但是,如果我取消对init_pic((的注释,我就不会得到消息。我知道IRQ(0-15(已经被重新映射到中断向量(32-47(。但是计时器中断仍然会触发,我应该会收到消息。(我认为,在我的情况下,所有256个可能的中断/异常都映射到同一个例程(。我哪里错了?
还有一个小问题。我知道有些异常会推送错误代码,而有些则不会。但是iret指令不可能知道这一点,对吧?那么,程序员有责任手动添加到esp(弹出异常的错误代码确实会导致错误(,然后进行iret吗?
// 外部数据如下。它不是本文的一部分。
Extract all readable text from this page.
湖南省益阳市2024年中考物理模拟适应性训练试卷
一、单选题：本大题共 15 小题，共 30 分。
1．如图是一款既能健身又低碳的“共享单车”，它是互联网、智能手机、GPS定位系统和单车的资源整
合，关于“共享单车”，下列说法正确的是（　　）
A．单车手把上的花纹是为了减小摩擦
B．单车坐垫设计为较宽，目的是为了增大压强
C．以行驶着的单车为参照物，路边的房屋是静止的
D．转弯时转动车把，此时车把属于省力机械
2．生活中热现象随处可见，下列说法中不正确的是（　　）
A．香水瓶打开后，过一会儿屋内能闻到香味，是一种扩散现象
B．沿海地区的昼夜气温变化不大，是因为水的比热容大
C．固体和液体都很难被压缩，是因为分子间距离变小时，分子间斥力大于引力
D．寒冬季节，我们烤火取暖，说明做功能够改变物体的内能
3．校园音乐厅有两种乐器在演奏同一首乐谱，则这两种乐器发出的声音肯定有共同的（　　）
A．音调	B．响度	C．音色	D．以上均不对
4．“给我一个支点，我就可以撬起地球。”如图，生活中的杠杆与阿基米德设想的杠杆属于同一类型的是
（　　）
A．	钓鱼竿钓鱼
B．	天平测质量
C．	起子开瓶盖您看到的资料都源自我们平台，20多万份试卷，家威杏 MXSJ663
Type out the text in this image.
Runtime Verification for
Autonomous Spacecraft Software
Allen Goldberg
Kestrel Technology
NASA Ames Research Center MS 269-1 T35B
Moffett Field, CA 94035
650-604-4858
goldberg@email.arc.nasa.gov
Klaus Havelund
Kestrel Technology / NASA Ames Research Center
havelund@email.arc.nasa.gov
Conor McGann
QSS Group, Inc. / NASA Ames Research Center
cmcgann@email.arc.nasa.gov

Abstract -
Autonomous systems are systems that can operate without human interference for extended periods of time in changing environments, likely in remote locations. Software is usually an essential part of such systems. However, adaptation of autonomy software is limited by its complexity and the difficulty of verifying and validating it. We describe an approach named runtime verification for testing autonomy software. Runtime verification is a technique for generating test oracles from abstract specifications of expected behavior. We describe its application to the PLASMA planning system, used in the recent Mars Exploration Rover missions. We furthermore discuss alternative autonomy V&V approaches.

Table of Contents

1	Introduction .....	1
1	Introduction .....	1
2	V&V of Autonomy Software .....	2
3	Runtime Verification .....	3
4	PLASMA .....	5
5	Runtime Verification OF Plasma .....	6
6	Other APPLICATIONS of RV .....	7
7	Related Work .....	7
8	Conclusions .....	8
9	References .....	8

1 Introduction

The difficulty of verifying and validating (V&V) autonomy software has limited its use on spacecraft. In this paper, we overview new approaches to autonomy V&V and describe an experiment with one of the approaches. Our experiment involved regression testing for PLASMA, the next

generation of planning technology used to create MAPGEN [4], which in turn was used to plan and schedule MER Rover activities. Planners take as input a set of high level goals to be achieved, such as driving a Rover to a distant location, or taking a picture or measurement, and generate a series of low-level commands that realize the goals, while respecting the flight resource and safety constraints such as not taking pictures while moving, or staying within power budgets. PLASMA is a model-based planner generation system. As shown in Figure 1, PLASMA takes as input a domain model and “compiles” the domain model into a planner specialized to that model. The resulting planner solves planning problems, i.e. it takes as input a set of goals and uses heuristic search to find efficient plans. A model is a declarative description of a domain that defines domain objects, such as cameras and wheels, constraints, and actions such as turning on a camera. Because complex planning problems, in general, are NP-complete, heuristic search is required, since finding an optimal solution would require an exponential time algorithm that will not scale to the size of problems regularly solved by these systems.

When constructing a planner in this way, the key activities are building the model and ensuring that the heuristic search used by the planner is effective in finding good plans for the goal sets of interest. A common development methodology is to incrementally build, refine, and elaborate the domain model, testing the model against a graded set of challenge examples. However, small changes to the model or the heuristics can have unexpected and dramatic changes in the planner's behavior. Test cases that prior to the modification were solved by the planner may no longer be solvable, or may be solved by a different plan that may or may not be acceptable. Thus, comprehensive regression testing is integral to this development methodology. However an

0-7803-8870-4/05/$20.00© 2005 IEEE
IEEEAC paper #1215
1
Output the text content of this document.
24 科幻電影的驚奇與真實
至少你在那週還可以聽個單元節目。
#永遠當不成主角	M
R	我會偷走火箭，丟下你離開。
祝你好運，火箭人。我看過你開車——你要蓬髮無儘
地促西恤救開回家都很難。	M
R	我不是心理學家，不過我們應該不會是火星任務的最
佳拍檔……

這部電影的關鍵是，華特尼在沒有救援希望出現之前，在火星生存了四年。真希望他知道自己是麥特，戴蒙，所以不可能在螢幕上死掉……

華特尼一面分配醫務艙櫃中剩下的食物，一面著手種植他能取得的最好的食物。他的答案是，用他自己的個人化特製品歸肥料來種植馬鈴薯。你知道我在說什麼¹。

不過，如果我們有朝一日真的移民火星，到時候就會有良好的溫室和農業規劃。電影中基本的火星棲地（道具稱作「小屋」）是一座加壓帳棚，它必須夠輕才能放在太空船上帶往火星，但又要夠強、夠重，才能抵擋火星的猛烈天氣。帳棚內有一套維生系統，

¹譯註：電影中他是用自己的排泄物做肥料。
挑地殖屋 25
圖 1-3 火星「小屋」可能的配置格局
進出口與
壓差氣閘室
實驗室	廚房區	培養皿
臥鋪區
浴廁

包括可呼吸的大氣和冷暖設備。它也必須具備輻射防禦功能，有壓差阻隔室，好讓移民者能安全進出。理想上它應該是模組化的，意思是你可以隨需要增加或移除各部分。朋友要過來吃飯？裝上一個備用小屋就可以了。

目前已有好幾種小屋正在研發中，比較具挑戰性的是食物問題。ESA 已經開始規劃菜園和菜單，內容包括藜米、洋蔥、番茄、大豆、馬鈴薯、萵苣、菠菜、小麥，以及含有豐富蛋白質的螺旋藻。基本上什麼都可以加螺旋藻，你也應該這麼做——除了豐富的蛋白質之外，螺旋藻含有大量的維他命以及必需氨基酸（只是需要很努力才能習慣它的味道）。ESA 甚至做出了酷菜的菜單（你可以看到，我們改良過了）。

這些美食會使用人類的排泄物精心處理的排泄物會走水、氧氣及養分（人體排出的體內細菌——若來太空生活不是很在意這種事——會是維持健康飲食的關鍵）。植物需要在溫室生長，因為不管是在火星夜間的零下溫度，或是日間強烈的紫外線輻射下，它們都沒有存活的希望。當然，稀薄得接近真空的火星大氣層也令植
我已经阅读了80386开发人员手册,从那里我了解了这一点。我哪里错了吗?
附言:虽然我的项目有更多的代码,但我已经尝试提供最低限度的代码。
一个关键点可能是当kmain返回时会发生什么?
接下来的问题很重要:你必须在iret之前清理堆栈。仅出于这个原因,将你的门指向C函数真的很麻烦。大多数人制作两个组装存根:
#define SAVE() pusha; push %ds; push %es; push %fs; push %gs
#define RESTORE() pop %gs; pop %fs; pop %es; pop %ds; popa
#define TRAP0(n) .global vec#n; vec#n:
pushl $(n<<8);
pushl $0;
SAVE();
call generic();
RESTORE();
add $8, %esp;
iret
#define TRAP1(n) .global vec#n; vec#n:
movw $n, 2(%esp);
pushl $0;
SAVE();
call generic();
RESTORE();
add $8, %esp;
iret
#define PTRAP(n) .global vec#n; vec#n:
movw $n, 2(%esp);
pushl $0; SAVE();
mov %cr3, %eax;
mov %eax, (12*4)(%esp);
call generic();
RESTORE();
add $8, %esp;
iret
TRAP0(0); TRAP0(1); ... TRAP0(7);
TRAP1(8); TRAP0(9);
TRAP1(10); ...TRAP1(13);
PTRAP(14); TRAP1(15); ...; TRAP1(31);
/* interrupts: */
TRAP0(32); TRAP0(33); .... TRAP0(47)
因此,您将vec0..vc47安装到idt[0]中。。[47];然后您的通用处理程序看起来像是被传递了一个结构:
struct kstk {
uint32_t seg[4];
uint32_t reg[8];
uint32_t cr3;
uint16_t errc, trap;
uint32_t ip, cs, fl, sp, ss;
};
void处理程序(struct-kstk-x(;ss、sp是可选的。(std免责声明,我刚刚在消息中键入了这个,所以它可能需要一些调整(。